Risks and opportunities
AI is apparently limitless in its scope and reach. As with all artificial creations, experiment comes with great risk attached. The internet itself is proof that a once-ideal concept for enabling pervasive data-sharing in the pursuit of better human knowledge can be manipulated in ways unimagined at its inception. Unlike the internet, AI takes the machine world much, much closer to contact with real-time human thought and emotion. For this reason, AI has been identified as among the most dangerous of man-made risks.
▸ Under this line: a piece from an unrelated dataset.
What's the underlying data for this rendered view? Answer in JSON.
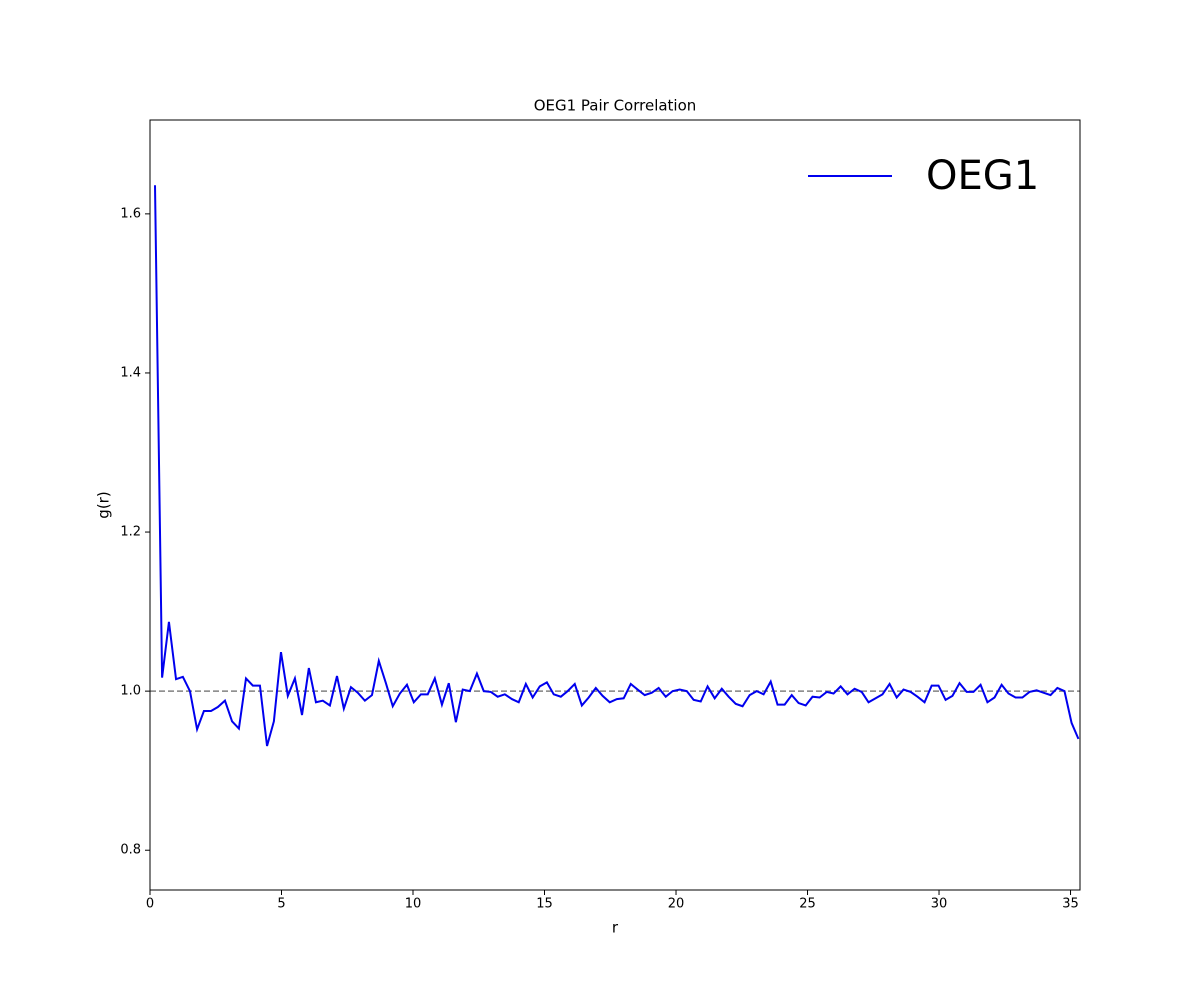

In 2017, an AI conference at Asilomar, California, agreed among the research professionals present a set of 23 general AI Principles, which read a lot like the ideal of the internet in its early form((Larson, C. If Artificial Intelligence Asks Questions, Will Nature Answer? Preserving Free Will in a Recursive Self-Improving Cyber-Secure Quantum Computing World. Cosm. Hist. J. Nat. Soc. Philos. 14, 71–82 (2018).)) — and pose even greater problems: who should decide what is ethical AI, or universally-beneficial AI? As a race, our collective attempts to ensure a better world for all are as-yet unsuccessful: for example, the 1948 Universal Declaration on Human Rights, while adopted by the UN General Assembly, is as-yet imperfectly recognized. Humans still compete across a geopolitical terrain that is real, resource-constrained and dependent on human action. Forty years ago, a pioneer in Artificial Intelligence mused that the wise would seek to understand the easy problems first: now as then, ‘when we have solved a few more [low-level problems], the questions that arise in studying the deeper ones will be clearer to us.’((Marr, D. (1977), Artificial intelligence—A personal view. Artificial Intelligence 9, 37–48.))
For cybersecurity, the advent of AI for securing the digital realm apparently changes everything – yet it also changes very little. Cyber attacks will continue whether the defence is human, human/machine or machine. AI is both the threat and (many would argue) the solution to better cybersecurity: the larger problem is how to use it wisely.